I had performed the same piece with the Baton Rouge Symphony in 2007, but there was something different about the May 7 concert that set it apart from all the others. The audience was amazed (that word was used over and over) by this concert. People even brought flowers to me a week later, and when audience members speak about the concert up to three weeks later (the date of this writing), the energy with which they speak of it is undiminished.

I am going to say that this was not because of the excellence of the piano playing. People kept telling me afterwards that they were very impressed when they had heard me perform before, but that this was something surpassing.

Excellence, in fact, is what I have always held as a measure and a goal in my music making. But there is something else that can come to a person, something that I had never imagined, and that was made possible by an unusual set of conditions that drove this performance of the Rachmaninoff Third Concerto.

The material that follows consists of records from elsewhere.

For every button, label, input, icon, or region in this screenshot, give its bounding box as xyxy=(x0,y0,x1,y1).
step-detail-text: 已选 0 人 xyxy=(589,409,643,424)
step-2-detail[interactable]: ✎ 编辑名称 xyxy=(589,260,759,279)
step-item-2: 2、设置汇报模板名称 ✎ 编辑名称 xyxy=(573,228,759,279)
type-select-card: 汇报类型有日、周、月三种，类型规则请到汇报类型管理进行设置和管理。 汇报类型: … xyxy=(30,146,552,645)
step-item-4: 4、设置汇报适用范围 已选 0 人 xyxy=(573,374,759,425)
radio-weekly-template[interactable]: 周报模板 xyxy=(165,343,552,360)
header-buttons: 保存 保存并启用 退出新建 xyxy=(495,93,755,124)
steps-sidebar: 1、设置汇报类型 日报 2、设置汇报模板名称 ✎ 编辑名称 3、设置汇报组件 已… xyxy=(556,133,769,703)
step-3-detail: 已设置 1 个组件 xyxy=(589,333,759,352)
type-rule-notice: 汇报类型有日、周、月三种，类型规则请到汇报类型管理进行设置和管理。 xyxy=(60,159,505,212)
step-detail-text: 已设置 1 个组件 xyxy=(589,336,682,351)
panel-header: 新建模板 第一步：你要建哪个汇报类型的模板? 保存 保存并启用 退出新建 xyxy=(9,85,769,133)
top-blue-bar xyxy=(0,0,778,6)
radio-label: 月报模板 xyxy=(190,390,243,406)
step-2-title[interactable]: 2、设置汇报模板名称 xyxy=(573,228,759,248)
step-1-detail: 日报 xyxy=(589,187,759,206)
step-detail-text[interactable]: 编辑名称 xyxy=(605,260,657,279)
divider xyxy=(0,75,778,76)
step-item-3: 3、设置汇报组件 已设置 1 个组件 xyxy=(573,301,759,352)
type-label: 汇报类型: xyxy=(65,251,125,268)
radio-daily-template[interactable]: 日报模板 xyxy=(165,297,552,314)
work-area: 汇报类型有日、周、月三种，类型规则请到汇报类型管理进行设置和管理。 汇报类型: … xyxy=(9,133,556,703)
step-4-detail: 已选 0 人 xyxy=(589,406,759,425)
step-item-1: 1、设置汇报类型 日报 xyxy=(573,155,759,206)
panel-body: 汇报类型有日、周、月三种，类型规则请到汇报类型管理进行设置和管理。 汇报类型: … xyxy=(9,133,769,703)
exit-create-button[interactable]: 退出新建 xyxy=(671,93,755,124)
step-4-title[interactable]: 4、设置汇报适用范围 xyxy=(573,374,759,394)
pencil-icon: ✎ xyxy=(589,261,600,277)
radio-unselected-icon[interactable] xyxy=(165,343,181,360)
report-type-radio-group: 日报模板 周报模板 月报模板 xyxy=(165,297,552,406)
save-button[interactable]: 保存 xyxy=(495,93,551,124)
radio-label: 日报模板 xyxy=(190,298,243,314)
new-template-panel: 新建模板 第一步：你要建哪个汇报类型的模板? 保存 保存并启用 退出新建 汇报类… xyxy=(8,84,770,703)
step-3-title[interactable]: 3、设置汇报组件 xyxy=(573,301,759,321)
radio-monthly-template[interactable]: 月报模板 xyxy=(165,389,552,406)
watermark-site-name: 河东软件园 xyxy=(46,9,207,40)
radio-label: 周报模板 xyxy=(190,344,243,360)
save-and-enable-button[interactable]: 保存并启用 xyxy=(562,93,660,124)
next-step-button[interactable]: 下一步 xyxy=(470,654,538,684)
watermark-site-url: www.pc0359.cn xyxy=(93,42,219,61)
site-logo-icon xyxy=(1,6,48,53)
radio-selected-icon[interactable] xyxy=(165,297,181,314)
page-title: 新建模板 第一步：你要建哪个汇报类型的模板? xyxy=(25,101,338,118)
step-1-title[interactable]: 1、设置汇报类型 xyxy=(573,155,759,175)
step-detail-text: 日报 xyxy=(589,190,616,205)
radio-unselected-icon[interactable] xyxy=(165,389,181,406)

When people told me how amazing it was, I felt that they were talking more about themselves than about me. It was as if we were sharing the experience. They had witnessed lead being transformed into gold, excellence being transformed into—something else.

–Jeffrey Chappell

3 thoughts on “Rachmaninoff Third, Part One”

  1. Rob Harper

    Wow, this is “amazing” JC! I’m so sorry I missed it – I was in North Carolina for Mother’s Day that weekend. Thanks for sharing your thoughts and feelings about this transcendent event. The symbiotic experience of the performer and the audience is the essence of what music is all about; indeed, what comes from the heart goes to the heart, and it sounds like that’s what occurred on May 7th.

    Love & Light,
    Rob Harper

    1. Jeffrey Post Author

      Exactly so, there was the heart-to-heart element, and Rachmaninoff often said that music should be “from the heart”. And there was still one more aspect in addition to that, which I finally reveal in Part Nine.